1. Let \(X_1, \ldots, X_N \sim \text{Poisson}(\lambda = 1.84)\). The probability density function for the Poisson random variable is \[ f(x | \lambda) = \lambda^x e^{{-\lambda}} / x! \] for \(x \in 0, 1, 2, 3, \ldots\) and \(\lambda > 0\)

    1. By hand, calculate the simplified log-likelihood and then write the simplified log-likelihood as a Python function with signature \(\texttt{ll_poisson(l, x)}\).

    2. By hand, calculate the maximum likelihood estimator. Include a photo of your hand written solution, or type out your solution using LaTeX.

    3. Create an array \(\texttt{X}\) by generating \(N = 1001\) Poisson random variables, with \(\lambda = 1.84\) from above.
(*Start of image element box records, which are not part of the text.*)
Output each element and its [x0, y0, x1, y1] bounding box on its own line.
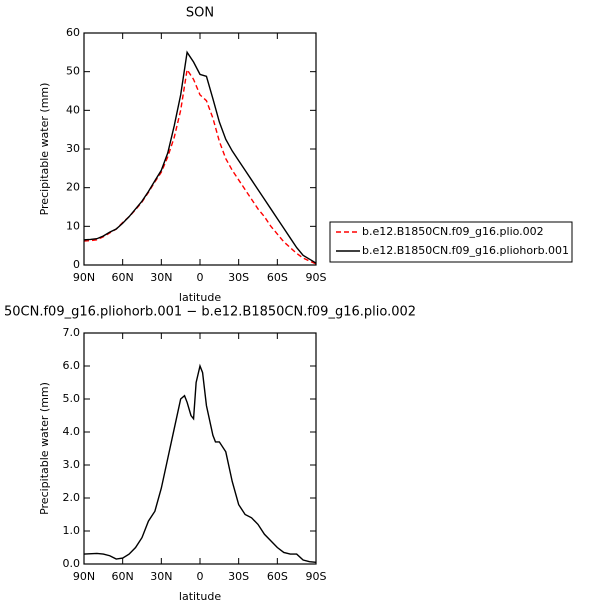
y-tick-label: 7.0 — [63, 326, 81, 339]
legend-box — [329, 221, 573, 263]
x-tick-label: 90N — [73, 570, 95, 583]
x-tick-label: 0 — [197, 570, 204, 583]
y-tick-label: 0 — [73, 258, 80, 271]
x-tick-label: 60S — [267, 570, 288, 583]
x-tick-label: 30S — [228, 271, 249, 284]
y-tick-label: 4.0 — [63, 425, 81, 438]
x-tick-label: 0 — [197, 271, 204, 284]
legend-label: b.e12.B1850CN.f09_g16.pliohorb.001 — [362, 244, 569, 257]
x-tick-label: 90S — [306, 570, 327, 583]
y-tick-label: 2.0 — [63, 491, 81, 504]
series-line — [83, 50, 317, 264]
y-tick-label: 50 — [66, 65, 80, 78]
chart-title: SON — [186, 6, 214, 21]
plot-frame — [83, 32, 317, 266]
x-axis-label: latitude — [179, 291, 221, 304]
y-tick-label: 0.0 — [63, 557, 81, 570]
legend-label: b.e12.B1850CN.f09_g16.plio.002 — [362, 225, 544, 238]
y-tick-label: 60 — [66, 26, 80, 39]
y-tick-label: 10 — [66, 219, 80, 232]
y-tick-label: 3.0 — [63, 458, 81, 471]
y-tick-label: 20 — [66, 181, 80, 194]
series-line — [83, 67, 317, 265]
y-tick-label: 1.0 — [63, 524, 81, 537]
x-tick-label: 90N — [73, 271, 95, 284]
x-axis-label: latitude — [179, 590, 221, 603]
y-axis-label: Precipitable water (mm) — [38, 83, 51, 216]
x-tick-label: 60N — [112, 271, 134, 284]
y-tick-label: 30 — [66, 142, 80, 155]
series-line — [83, 363, 317, 564]
x-tick-label: 30S — [228, 570, 249, 583]
y-tick-label: 40 — [66, 103, 80, 116]
x-tick-label: 90S — [306, 271, 327, 284]
y-axis-label: Precipitable water (mm) — [38, 382, 51, 515]
x-tick-label: 60N — [112, 570, 134, 583]
plot-frame — [83, 332, 317, 565]
chart-title: 50CN.f09_g16.pliohorb.001 − b.e12.B1850C… — [4, 305, 416, 320]
x-tick-label: 60S — [267, 271, 288, 284]
x-tick-label: 30N — [150, 271, 172, 284]
y-tick-label: 6.0 — [63, 359, 81, 372]
x-tick-label: 30N — [150, 570, 172, 583]
y-tick-label: 5.0 — [63, 392, 81, 405]
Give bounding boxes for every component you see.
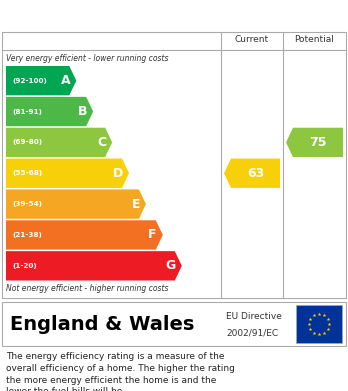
Polygon shape bbox=[6, 251, 182, 280]
Text: Not energy efficient - higher running costs: Not energy efficient - higher running co… bbox=[6, 284, 168, 293]
Text: 2002/91/EC: 2002/91/EC bbox=[226, 328, 278, 337]
Text: (39-54): (39-54) bbox=[12, 201, 42, 207]
Text: Energy Efficiency Rating: Energy Efficiency Rating bbox=[8, 7, 210, 23]
Text: F: F bbox=[148, 228, 157, 242]
Polygon shape bbox=[6, 220, 163, 249]
Text: EU Directive: EU Directive bbox=[226, 312, 282, 321]
Text: (21-38): (21-38) bbox=[12, 232, 42, 238]
Text: D: D bbox=[113, 167, 123, 180]
Text: 63: 63 bbox=[247, 167, 264, 180]
Text: (69-80): (69-80) bbox=[12, 140, 42, 145]
Text: England & Wales: England & Wales bbox=[10, 314, 195, 334]
Text: A: A bbox=[61, 74, 70, 87]
Bar bbox=[296, 305, 342, 343]
Polygon shape bbox=[6, 189, 146, 219]
Polygon shape bbox=[224, 159, 280, 188]
Text: (55-68): (55-68) bbox=[12, 170, 42, 176]
Text: C: C bbox=[97, 136, 106, 149]
Polygon shape bbox=[6, 159, 129, 188]
Text: G: G bbox=[166, 259, 176, 272]
Polygon shape bbox=[6, 128, 112, 157]
Text: Very energy efficient - lower running costs: Very energy efficient - lower running co… bbox=[6, 54, 168, 63]
Text: 75: 75 bbox=[309, 136, 327, 149]
Text: B: B bbox=[78, 105, 87, 118]
Polygon shape bbox=[6, 97, 93, 126]
Text: The energy efficiency rating is a measure of the
overall efficiency of a home. T: The energy efficiency rating is a measur… bbox=[6, 352, 235, 391]
Text: Potential: Potential bbox=[294, 36, 334, 45]
Text: (1-20): (1-20) bbox=[12, 263, 37, 269]
Text: (81-91): (81-91) bbox=[12, 109, 42, 115]
Text: (92-100): (92-100) bbox=[12, 78, 47, 84]
Text: Current: Current bbox=[235, 36, 269, 45]
Polygon shape bbox=[6, 66, 76, 95]
Text: E: E bbox=[132, 197, 140, 211]
Polygon shape bbox=[286, 128, 343, 157]
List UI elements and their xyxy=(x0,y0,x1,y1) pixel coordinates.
Use \(\texttt{np.random.poisson(}\lambda \texttt{, N)}\).

    4. Use \(\texttt{scipy.optimize.minimize(ll, (l0), args=(X), method='L-BFGS-B', bounds=[...])}\) to calculate the maximum likelihood estimate \(\hat{\lambda}\) of \(\lambda\).

  2. Let \(X_1, \ldots, X_N \sim \text{IG}(\mu = 12.41, \lambda = 3.9)\), named inverse Gaussian or Wald. The probability density function for the inverse Gaussian random variable is \[ f(x | \mu, \lambda) = \left( \frac{{\lambda}}{{2\pi x^3}} \right)^{1/2} e^{{ -\frac{{\lambda(x - \mu)^2}}{{2\mu^2x}} }} \] for \(x > 0\), \(\mu > 0\), and \(\lambda > 0\).

    1. By hand, calculate the simplified log-likelihood and then write the simplified log-likelihood as a Python function with signature \(\texttt{ll_ig(theta, x)}\).

    2. Create an array \(\texttt{X}\) by generating \(N = 1001\) IG/Wald random variables, with \(\mu = 12.41\), \(\lambda = 3.9\) from above. Use \(\texttt{np.random.wald(}\mu, \lambda \texttt{, N)}\).

    3. Use \(\texttt{scipy.optimize.minimize(ll, theta0, args=(X), method='L-BFGS-B', bounds=[...])}\) to calculate the maximum likelihood estimate \(\hat{\theta}\) of \(\theta = (\mu, \lambda)\).